A small-volume bioassay for quantification of the esterase inhibiting potency of mixtures of organophosphate and carbamate insecticides in rainwater: development and optimization.

The goal of this study was to develop a sensitive in vitro bioassay for quantification of the total esterase inhibiting potency of low concentrations of organophosphate and carbamate insecticides in relatively small rainwater samples. Purified acetylcholinesterase (AChE) from electric eel (Electrophorus electricus) and carboxylesterases from a homogenate of honeybee heads (Apis mellifera) were used as esterases, each having different affinities for the substrates S-acetylthiocholine-iodide (ATC) and N-methylindoxylacetate (MIA). MIA hydrolysis by honeybee homogenate was more sensitive to inhibition by organophosphate insecticides than ATC hydrolysis by purified AChE, although the latter parameter is often used for in vitro monitoring of esterase inhibitors. The higher sensitivity of carboxylesterases is attributed to the instant formation of a reversible Michaelis-Menten complex with the inhibitor, which competes with MIA for the active sites of the free enzymes.

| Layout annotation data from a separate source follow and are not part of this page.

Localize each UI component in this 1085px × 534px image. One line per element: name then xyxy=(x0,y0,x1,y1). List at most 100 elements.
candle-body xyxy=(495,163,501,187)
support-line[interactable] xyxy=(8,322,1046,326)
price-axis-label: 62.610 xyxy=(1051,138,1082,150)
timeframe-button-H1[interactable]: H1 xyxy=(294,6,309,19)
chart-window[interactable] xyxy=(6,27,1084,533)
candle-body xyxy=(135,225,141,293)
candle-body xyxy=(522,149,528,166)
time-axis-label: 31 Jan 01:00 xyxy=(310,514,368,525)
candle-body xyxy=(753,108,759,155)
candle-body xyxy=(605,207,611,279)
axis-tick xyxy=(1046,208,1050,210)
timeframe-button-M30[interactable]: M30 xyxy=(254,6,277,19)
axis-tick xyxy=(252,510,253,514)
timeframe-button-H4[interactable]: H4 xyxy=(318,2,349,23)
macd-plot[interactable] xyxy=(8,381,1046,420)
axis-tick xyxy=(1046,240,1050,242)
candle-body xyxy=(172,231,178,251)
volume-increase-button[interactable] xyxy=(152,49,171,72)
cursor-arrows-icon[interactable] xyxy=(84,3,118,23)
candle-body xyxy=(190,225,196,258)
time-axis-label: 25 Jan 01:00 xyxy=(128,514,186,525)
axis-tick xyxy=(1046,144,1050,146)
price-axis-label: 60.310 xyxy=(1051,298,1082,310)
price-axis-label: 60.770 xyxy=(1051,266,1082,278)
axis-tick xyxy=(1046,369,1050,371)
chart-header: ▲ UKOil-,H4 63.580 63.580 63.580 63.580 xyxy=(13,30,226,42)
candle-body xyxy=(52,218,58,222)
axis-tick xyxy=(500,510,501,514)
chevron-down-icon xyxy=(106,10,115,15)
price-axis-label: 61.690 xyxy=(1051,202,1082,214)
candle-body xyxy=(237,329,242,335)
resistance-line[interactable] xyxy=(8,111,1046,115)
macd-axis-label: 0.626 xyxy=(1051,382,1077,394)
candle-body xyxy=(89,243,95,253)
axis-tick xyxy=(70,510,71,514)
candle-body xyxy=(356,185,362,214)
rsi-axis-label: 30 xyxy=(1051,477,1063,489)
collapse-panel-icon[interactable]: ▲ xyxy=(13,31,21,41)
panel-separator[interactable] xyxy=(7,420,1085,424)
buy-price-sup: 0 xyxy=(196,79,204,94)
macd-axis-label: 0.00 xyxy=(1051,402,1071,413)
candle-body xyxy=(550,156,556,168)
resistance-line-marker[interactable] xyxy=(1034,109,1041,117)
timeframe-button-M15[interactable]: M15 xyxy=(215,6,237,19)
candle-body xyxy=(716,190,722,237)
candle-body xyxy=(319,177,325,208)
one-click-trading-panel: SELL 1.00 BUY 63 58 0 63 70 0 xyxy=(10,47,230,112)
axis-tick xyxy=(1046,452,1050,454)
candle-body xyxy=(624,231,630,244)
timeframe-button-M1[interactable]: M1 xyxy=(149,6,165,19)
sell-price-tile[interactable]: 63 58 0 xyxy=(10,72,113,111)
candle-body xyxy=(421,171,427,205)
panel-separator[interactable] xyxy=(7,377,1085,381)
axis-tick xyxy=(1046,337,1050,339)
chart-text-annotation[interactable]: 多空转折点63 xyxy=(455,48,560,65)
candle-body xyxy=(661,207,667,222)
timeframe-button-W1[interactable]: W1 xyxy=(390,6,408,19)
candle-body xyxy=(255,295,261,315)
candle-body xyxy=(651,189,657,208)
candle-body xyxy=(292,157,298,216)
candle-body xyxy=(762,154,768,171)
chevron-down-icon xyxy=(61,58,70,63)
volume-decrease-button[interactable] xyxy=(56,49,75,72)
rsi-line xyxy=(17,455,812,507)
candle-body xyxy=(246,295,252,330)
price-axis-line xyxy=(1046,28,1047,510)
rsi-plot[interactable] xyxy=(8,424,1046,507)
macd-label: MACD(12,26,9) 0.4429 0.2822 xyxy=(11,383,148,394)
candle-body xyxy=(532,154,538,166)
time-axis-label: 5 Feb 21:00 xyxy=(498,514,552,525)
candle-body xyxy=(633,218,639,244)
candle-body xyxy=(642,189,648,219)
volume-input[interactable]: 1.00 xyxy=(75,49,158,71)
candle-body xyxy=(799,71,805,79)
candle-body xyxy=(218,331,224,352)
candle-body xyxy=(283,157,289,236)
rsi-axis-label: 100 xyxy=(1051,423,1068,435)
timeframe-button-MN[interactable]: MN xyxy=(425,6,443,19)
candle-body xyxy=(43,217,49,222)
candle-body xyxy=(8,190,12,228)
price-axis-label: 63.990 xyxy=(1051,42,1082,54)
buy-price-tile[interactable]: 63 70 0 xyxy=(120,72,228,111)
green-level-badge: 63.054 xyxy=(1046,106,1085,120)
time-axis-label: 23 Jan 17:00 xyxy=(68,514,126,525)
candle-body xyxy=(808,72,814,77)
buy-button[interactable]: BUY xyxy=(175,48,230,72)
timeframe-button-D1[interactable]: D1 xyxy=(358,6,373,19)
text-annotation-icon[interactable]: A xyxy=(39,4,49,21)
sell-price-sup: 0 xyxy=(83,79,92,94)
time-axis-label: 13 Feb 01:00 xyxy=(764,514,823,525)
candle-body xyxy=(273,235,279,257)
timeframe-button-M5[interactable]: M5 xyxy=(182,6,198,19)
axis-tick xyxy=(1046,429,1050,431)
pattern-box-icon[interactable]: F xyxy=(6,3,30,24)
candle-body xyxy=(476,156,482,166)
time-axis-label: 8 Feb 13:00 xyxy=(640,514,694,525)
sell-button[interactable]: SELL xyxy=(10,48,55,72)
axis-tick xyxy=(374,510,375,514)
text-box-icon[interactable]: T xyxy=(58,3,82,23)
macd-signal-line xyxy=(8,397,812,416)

This dose-dependent instant inhibition can be quantified with kinetics for competitive inhibition at dichlorvos concentrations < 16 nM. At similar concentrations, purified AChE was not instantly inhibited, whereas both AChE and carboxylesterases were irreversibly and progressively inhibited at higher dichlorvos concentrations (IC50(10min) >/= 0.1 microM). Honeybee homogenate mediated MIA hydrolysis was applied as the most sensitive enzyme-substrate combination for experiments with fractionated extracts of 4 rainwater samples collected in a natural conservation area. Most esterase inhibiting potency was found in the polar methanol fraction, with recalculated concentrations equivalent to 12-125 ng dichlorvos per liter rainwater.